Publishers’ organizations and authors’ organizations have sued Google, and the judicial hearings have had a new IP law buzz reminiscent of our Supreme Court’s debate in Robertson v. Thomson. Like Robertson, the publishers and authors do not deny the value of the Google project or seek to prevent it. They have built their case on the great potential value of this Index to Everything. “Google is saying the value of the right to put books up there is zero,” Authors Guild executive director Paul Aiken told The New Yorker’s Toobin, sounding as if he had talked to some of Warsh’s economists.

Advocates of new IP law, certain the value of a digital copy is zero, stigmatize the publishers and authors as Luddites stifling progress and locking down the culture. But Toobin reports that Google looks likely to settle with the publishers and authors. All they are really fighting about is price.

Both sides agree that an Index to Everything would be fabulously valuable, and no doubt fabulously profitable. Now they may agree to share the value. The idea is that Google will pay for a licence to scan copyright works, perhaps through a collective licensing arrangement. Instead of pricing the contents of the Index to Everything according to the cost of giving a look at it (zero), Google would devote part of its revenues to rewarding those who actually created the value in the first place.

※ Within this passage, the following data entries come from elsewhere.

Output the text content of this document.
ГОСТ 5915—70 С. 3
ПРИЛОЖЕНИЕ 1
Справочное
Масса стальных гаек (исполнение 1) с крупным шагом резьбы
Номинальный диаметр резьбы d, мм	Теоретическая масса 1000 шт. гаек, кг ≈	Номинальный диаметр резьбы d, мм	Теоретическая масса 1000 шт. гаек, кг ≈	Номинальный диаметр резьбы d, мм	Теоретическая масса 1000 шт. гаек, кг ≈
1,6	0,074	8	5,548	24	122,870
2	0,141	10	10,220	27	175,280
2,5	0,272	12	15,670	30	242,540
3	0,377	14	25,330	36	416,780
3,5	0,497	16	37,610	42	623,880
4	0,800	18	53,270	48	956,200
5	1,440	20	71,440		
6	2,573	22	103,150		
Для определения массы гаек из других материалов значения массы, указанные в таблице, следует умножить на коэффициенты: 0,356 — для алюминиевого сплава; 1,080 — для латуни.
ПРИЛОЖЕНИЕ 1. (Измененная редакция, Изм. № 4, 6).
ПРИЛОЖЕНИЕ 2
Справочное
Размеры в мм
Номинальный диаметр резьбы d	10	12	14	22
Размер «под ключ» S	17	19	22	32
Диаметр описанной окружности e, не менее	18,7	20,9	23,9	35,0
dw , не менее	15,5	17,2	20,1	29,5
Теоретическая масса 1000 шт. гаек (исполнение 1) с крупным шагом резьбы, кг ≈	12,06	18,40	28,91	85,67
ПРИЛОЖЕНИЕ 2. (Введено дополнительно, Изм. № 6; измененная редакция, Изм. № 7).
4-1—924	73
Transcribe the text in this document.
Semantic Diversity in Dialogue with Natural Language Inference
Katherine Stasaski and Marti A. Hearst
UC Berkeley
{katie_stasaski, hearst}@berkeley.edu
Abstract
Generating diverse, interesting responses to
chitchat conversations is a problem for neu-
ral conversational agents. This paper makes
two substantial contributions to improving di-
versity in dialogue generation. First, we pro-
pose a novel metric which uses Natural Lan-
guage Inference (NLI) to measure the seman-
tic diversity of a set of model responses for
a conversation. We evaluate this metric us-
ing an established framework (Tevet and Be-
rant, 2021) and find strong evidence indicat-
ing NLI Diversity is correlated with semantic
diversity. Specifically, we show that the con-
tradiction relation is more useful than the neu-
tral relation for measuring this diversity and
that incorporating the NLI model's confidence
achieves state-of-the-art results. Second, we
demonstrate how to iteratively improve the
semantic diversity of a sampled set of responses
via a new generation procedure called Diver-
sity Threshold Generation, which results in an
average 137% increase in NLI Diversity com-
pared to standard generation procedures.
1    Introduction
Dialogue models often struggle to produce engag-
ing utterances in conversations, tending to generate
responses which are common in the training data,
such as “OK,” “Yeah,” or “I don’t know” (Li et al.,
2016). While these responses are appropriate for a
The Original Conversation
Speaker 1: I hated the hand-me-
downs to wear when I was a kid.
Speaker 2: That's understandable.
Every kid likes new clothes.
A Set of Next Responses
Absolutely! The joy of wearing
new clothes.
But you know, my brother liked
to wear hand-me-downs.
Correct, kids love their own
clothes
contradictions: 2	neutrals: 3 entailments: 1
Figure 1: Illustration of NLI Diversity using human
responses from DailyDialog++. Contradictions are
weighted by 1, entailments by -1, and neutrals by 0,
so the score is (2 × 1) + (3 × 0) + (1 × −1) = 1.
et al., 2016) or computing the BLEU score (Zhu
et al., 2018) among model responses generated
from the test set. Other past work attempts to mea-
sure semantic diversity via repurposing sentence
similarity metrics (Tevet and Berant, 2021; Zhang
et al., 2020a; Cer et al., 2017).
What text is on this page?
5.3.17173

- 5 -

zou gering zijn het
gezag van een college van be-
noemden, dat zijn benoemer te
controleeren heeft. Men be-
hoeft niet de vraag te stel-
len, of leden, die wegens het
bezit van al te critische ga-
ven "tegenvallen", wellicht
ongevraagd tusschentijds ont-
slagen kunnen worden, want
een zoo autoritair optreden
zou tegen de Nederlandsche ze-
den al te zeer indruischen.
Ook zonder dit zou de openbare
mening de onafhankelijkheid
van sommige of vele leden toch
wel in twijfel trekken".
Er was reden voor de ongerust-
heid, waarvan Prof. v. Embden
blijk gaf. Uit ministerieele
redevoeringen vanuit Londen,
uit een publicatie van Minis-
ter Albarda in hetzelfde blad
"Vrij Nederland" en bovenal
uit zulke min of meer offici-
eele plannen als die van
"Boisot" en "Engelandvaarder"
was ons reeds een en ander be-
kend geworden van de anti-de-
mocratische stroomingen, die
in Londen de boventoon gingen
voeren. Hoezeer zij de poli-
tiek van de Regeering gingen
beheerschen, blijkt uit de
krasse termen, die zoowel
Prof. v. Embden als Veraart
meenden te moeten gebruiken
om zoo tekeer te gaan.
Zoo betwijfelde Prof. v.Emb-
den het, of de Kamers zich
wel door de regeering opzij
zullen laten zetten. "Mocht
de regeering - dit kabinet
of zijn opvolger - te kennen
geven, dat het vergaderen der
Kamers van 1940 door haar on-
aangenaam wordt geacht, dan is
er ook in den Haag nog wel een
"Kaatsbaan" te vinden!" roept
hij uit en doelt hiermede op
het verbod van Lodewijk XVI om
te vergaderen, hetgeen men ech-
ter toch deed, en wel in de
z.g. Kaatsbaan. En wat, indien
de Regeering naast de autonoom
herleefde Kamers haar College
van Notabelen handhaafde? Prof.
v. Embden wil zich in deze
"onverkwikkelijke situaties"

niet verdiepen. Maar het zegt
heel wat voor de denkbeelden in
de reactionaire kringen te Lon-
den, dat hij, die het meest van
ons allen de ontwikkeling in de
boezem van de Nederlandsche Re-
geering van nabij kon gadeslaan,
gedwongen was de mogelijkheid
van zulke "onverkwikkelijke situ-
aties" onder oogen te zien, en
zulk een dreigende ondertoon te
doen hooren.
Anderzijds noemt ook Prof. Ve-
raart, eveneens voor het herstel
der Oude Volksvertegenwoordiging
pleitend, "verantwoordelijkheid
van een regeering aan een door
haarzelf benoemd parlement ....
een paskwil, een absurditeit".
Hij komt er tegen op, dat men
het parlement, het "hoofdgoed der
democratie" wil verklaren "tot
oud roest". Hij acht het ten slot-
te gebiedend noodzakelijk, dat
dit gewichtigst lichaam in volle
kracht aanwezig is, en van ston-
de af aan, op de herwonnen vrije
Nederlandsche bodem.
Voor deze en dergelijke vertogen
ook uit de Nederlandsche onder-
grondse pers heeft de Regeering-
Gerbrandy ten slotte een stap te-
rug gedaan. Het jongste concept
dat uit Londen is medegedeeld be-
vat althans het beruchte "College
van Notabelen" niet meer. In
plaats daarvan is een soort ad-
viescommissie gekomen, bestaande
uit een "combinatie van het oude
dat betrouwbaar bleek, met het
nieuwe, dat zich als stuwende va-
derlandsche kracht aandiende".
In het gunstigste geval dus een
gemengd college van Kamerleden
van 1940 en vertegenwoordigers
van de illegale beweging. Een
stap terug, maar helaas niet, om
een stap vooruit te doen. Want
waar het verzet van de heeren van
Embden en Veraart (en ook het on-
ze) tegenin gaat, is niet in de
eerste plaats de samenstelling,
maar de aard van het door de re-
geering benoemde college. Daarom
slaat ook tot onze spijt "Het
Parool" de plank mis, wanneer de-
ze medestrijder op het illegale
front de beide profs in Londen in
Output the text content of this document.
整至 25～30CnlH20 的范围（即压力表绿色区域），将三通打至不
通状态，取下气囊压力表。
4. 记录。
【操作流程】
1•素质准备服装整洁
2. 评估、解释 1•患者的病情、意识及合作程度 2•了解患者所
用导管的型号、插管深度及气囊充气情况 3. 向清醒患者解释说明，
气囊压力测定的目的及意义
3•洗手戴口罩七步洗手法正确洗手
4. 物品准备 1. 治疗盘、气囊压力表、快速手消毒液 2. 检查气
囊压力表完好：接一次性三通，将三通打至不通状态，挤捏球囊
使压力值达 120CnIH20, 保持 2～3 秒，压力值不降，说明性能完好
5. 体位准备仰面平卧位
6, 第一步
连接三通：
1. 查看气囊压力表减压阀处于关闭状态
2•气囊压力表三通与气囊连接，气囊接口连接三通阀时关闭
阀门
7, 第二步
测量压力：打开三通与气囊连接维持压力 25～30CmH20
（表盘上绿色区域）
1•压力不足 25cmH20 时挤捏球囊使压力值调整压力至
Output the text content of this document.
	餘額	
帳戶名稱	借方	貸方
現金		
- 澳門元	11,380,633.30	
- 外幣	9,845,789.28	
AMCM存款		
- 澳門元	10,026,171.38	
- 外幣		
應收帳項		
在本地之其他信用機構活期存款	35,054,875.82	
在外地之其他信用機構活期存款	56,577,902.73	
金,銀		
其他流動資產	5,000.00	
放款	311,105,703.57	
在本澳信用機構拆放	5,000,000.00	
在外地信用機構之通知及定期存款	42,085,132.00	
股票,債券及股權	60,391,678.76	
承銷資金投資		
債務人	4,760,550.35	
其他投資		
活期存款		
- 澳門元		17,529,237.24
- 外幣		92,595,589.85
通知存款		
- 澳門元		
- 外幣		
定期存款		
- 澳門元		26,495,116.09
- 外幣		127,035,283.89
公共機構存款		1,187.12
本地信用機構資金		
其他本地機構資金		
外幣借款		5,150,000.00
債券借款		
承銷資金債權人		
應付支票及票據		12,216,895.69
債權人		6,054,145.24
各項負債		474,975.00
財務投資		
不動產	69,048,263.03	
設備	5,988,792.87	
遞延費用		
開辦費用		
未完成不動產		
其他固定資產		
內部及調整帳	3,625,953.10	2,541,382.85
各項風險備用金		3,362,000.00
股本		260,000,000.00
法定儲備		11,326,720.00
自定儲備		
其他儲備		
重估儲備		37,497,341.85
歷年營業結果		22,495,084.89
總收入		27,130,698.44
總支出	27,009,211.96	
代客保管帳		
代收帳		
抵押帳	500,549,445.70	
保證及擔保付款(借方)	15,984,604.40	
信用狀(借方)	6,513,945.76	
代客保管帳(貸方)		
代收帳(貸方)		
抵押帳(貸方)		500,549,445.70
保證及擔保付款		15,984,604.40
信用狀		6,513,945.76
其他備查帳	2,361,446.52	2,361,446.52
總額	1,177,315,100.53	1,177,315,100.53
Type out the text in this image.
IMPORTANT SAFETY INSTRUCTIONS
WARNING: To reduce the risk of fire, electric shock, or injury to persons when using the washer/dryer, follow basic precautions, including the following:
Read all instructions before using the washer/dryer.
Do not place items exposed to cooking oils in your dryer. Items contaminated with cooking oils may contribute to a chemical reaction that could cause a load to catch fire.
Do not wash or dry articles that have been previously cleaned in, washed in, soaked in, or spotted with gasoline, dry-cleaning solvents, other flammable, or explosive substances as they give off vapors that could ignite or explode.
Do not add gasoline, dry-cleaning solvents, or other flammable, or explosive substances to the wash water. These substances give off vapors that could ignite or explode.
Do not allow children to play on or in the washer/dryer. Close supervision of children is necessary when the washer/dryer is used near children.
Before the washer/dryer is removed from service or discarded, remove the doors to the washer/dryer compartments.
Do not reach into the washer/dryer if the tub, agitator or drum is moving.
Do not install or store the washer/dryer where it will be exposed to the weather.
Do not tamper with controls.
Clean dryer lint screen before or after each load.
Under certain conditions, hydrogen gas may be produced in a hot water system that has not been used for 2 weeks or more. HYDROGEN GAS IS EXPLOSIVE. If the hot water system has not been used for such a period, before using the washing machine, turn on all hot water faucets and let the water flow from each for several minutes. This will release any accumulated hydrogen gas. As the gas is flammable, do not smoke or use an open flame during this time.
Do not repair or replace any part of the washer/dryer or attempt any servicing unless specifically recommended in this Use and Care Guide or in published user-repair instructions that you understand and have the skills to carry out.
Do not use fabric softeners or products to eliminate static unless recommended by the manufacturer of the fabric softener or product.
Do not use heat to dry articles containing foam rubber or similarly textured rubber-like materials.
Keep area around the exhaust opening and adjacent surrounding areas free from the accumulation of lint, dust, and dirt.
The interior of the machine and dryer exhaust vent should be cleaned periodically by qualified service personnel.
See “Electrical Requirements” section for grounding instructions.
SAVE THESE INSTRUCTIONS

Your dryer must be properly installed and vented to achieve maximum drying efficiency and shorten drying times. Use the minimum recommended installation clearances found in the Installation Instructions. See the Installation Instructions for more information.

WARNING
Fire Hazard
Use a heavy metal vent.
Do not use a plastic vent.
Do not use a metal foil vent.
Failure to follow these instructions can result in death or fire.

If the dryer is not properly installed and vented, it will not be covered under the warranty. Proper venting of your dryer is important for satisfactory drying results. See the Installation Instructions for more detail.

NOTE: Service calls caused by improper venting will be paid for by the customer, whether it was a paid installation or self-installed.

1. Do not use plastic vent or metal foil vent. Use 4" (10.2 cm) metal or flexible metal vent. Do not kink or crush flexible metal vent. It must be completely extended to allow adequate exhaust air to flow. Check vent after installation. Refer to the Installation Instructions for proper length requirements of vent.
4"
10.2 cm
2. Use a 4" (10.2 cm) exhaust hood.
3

The only people alarmed by a market solution to the Google case were the new IP law theorists. Toobin spoke with Professor Lessig and his colleague Tim Wu of Columbia Law School, who argued from classic new IP law premises that such an agreement would threaten the public interest, which they identify with having digital information priced at zero.

Where new IP law argues that the price of information should be determined exclusively by the cost of copying it, new growth theory argues that the way to stimulate new knowledge is to allow for the cost of producing it. The economists’ idea seems to be guiding Google’s negotiations with publishers and authors over the Index to Everything. It is as if someone at Google had been reading new growth theory. Sergey Brin and Larry Page may be young, but apparently they do not think like teenagers. Or, should we say, like judges?

Note:

Christopher Moore is a historian in Toronto.